Финн, отдышавшись после первого потрясения, сообразил, что Нарбондо угрозы не представляет. Правая рука злодея была пленена грибами, толстый пласт мерцающих гифов разросся по верху головы, буквально слившись со скальпом. Зеленая плоть грибов пульсировала, словно сердце, перекачивая какие-то соки.
Финн прижался к дверце, отчаянно борясь с желанием открыть ее и выпрыгнуть наружу. Он слышал, как жуют и топчутся лошади, как возница спрыгнул на землю, как уводят лошадей. Наступила тишина, и парнишка воспользовался случаем приотворить дверцу и выглянуть. Они находились в каретном сарае. Финн заметил черный брогам, высокую стену, на которой висела сбруя, завесу дождя в дверном проеме – правда, дверь очень быстро скользнула в пазы, отгородив каретный сарай от внешнего мира. Финн оказался в ловушке.
Он закрыл дверцу и посмотрел на Нарбондо, который тяжело заворочался, словно собираясь проснуться. Окутавшие злодейского доктора гифы содрогнулись – казалось, они ожили, ощутив движение пленника. Шляпка гриба – величиной с тарелку – приблизилась к плечу Финна и медленно потянулась к нему, видимо, ощущая присутствие еще одной потенциальной жертвы; внешняя кромка гриба сморщилась и скривилась, будто губа человека. Финн, заметив на ней тысячи крохотных присосок, которые вытягивались и сокращались, попытался отступить к двери, но что-то удержало его ступню: шляпка другого гриба приникла к носку ботинка. Парнишка отдернул ногу, вырвав полумесяц зеленой плоти. Вокруг заклубилась вонь промокшей навозной кучи.

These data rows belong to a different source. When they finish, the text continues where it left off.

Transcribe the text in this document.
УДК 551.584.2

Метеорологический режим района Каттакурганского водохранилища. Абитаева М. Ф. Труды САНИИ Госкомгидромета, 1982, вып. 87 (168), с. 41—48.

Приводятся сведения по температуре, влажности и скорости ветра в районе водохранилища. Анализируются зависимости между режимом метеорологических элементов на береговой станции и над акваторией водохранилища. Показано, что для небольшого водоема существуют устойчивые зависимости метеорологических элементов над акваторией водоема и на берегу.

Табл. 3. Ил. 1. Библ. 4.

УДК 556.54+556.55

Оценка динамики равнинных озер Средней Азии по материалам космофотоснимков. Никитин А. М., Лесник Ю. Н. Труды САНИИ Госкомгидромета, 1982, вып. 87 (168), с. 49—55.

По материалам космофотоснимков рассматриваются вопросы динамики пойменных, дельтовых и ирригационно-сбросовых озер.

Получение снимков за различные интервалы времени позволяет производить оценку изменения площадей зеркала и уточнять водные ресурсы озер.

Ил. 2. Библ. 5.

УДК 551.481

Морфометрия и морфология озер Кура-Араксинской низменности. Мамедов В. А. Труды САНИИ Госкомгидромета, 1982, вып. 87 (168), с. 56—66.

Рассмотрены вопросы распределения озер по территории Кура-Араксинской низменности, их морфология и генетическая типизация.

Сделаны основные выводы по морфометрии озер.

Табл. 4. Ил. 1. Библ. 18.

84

Финн выхватил устричный ножик и сдернул с него ножны, прикидывая, станут чудовища защищаться, если он полоснет их, или нет и насколько быстро они могут двигаться. Носок ботинка с куском гриба все еще светился. В этот миг послышались чьи-то голоса, и Финн с удивлением почувствовал, что фургон снова тронулся вперед, покачиваясь на рессорах, а затем остановился с приглушенным лязгом, поскольку достиг некой цели. Все внимание Финна сейчас занимали грибы – нож парнишка держал в правой руке, а левая лежала на задвижке дверцы. Фургон еще раз дернулся, после чего донесся звук заработавшего механизма, а чувства сообщили, что сомнительное убежище едет куда-то вниз.

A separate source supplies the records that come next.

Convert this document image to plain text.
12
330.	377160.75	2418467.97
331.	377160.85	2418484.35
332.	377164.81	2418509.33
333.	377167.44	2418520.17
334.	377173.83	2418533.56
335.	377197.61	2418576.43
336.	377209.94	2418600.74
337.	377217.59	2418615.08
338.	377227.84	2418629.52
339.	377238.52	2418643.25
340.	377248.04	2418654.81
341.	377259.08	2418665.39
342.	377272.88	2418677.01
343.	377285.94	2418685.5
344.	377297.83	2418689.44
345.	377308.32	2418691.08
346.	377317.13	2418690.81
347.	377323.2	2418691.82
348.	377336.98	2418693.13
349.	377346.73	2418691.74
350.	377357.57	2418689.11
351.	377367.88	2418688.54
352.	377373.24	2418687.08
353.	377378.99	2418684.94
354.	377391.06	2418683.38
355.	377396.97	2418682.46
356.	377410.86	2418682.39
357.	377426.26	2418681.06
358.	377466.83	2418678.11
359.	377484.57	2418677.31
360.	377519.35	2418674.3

«Более чем странно», – подумал Финн и снова на мгновение приоткрыл дверцу. Оказалось, что они в самом деле опускаются в освещенную шахту, облицованную деревом. Поклажу фургона – большой деревянный ящик-футляр, в котором доктор Нарбондо покоился, словно в склепе, на ложе из грибов, – вкатили в лифт и запустили его на спуск. В какой-то момент шум мотора затих – прибыли! Финн продумывал разные виды лжи, которые объяснят, что он делает в этом ящике, но ему не пришло в голову ничего лучше, чем говорить, что он укрылся в фургоне от дождя.
Теперь до него донесся скрип откручиваемых болтов или запоров, и одна стенка начала складываться, одновременно поднимаясь наверх. Помещение снаружи заливал кроваво-красный свет, который, взаимодействуя с зеленым мерцанием грибов, окрасил все внутри футляра в болезненно-желтые оттенки.
Финн сжал устричный ножик за спиной и присел в готовности к прыжку, вслушиваясь в странный набор звуков – шипение мехов, бульканье исполинского котла, тиканье огромных часов или метронома.
Парнишка перебрал имевшиеся у него варианты – их оказалось немного. Однажды Финну довелось пустить нож в ход, что ему очень не понравилось, хотя и спасло жизнь. Лучше убежать, если выпадет шанс.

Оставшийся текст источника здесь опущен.